One of the patient's I had that I can never forget was a boy baby(I use this term generously) whose body was about 15 inches and head was about 24 inches in diameter not circumference. He was about two. They said he had an IQ of 2. He did not swallow correctly enough to take a bottle. His parents refused a feeding tube so he was kept alive by holding his nose which made him open his mouth and a special pablum was inserted with an eyedropper. This took place for three minutes every hour. While I was on duty--his heart stopped. They Resuscitated him!!!!! I have never gotten over that.
I admit there must be something wrong with me because from then on I considered him an IT. I no longer consider these poor things human. To be human you have to have a certain intelligence level. If we are free to take a monkey's life to experiment on behalf of medical science and that monkey has more sentience than these creatures, something is drastically wrong.
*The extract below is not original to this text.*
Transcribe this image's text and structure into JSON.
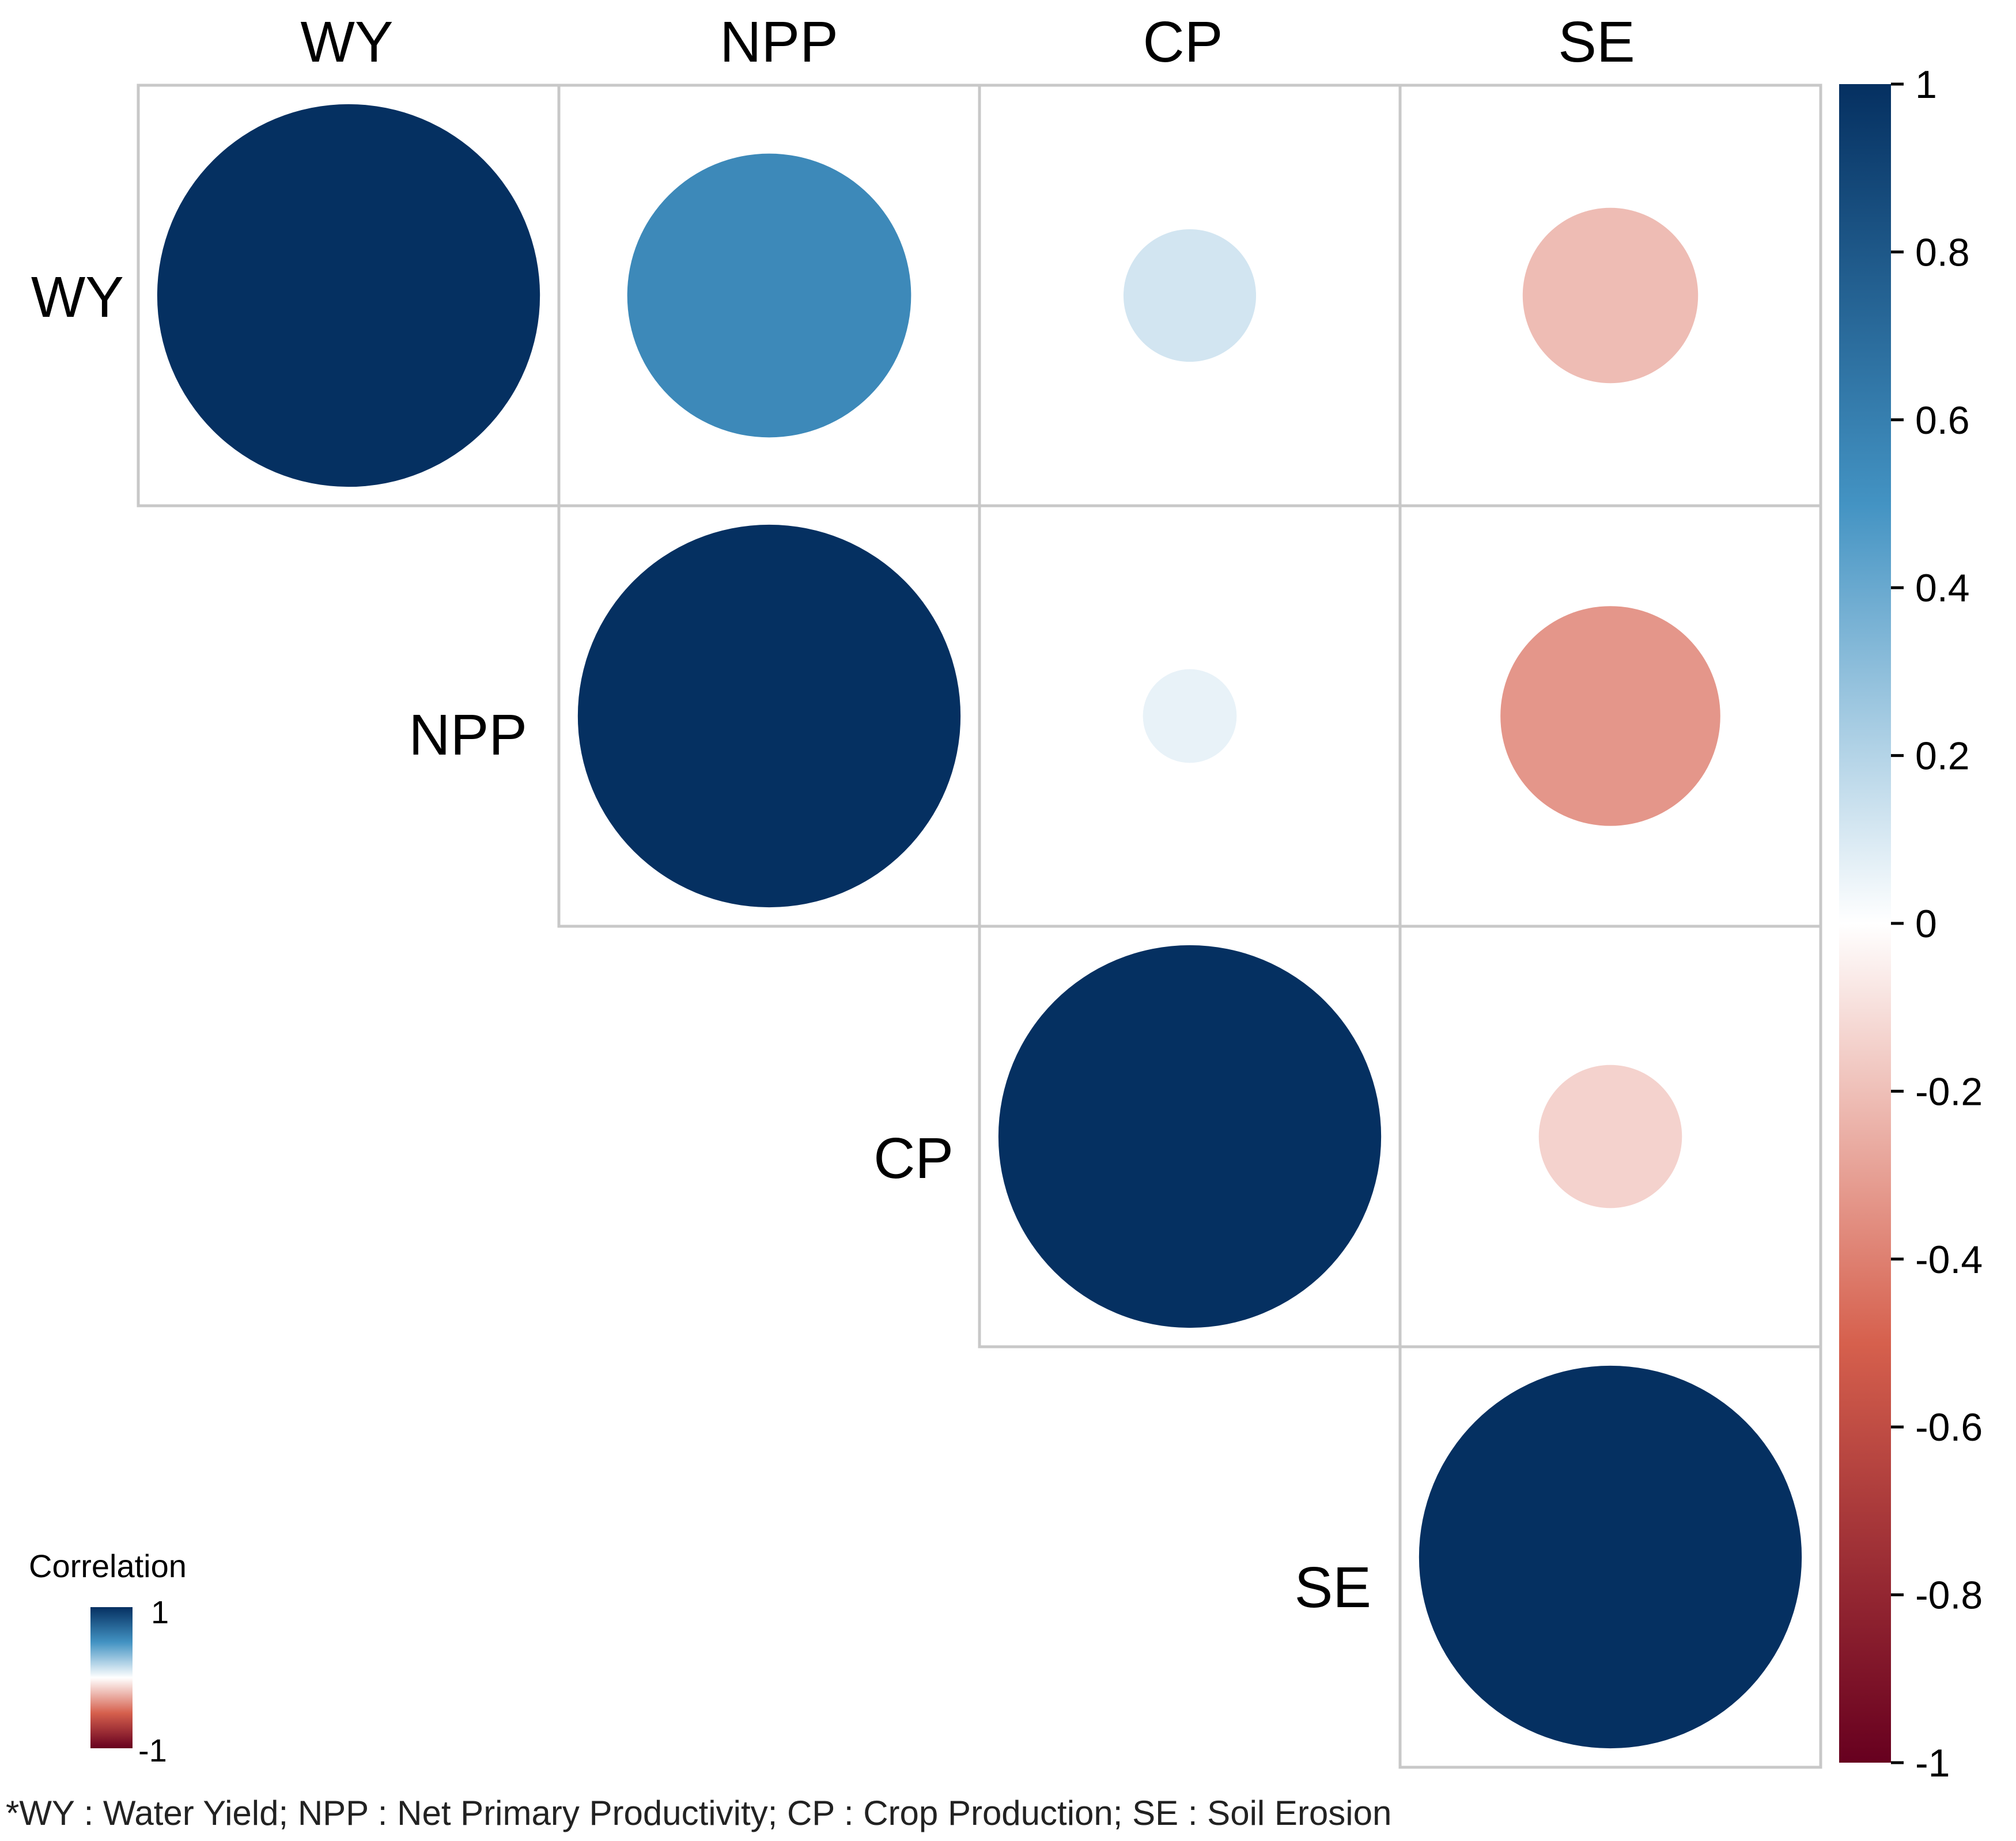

My criteria of humanity is how much sentience. Not how much life. Cancer cells are living. Chemo is choosing one life form over another. The question no one wants to answer neither for the infant or the infirm is how much sentience exists. It is a tough question. Not response to stimulus like any amoeba but an ability to process pain, breathing, etc.
In those days, we also had hundreds of ranches and farms of orphans. Most of the Shirley Temple movies are about orphanages in the thirties. Newt made a speech about how well he thought these kids lived then and that ending abortion and producing these kind of work trained kids would benefit America.
Seems so simple. Reagan removed much of Agnews and Sonoma State Hospitals where these kids were wherehoused which encourage doctors to reccommend more and more of these types of children to be aborted when they were detected.
NOW WHAT ARE WE GOING TO DO WITH THEM AND WHO WILL PAY FOR IT?
I am screaming because that is how bad the memory is. In the 70s, it cost over a hundred thousand dollars a year to maintain one of these children. Now with advances in medicine, it could be a full lifetime.
So go ahead and flame away but ask yourself would you want the job? Who would you resuscitate?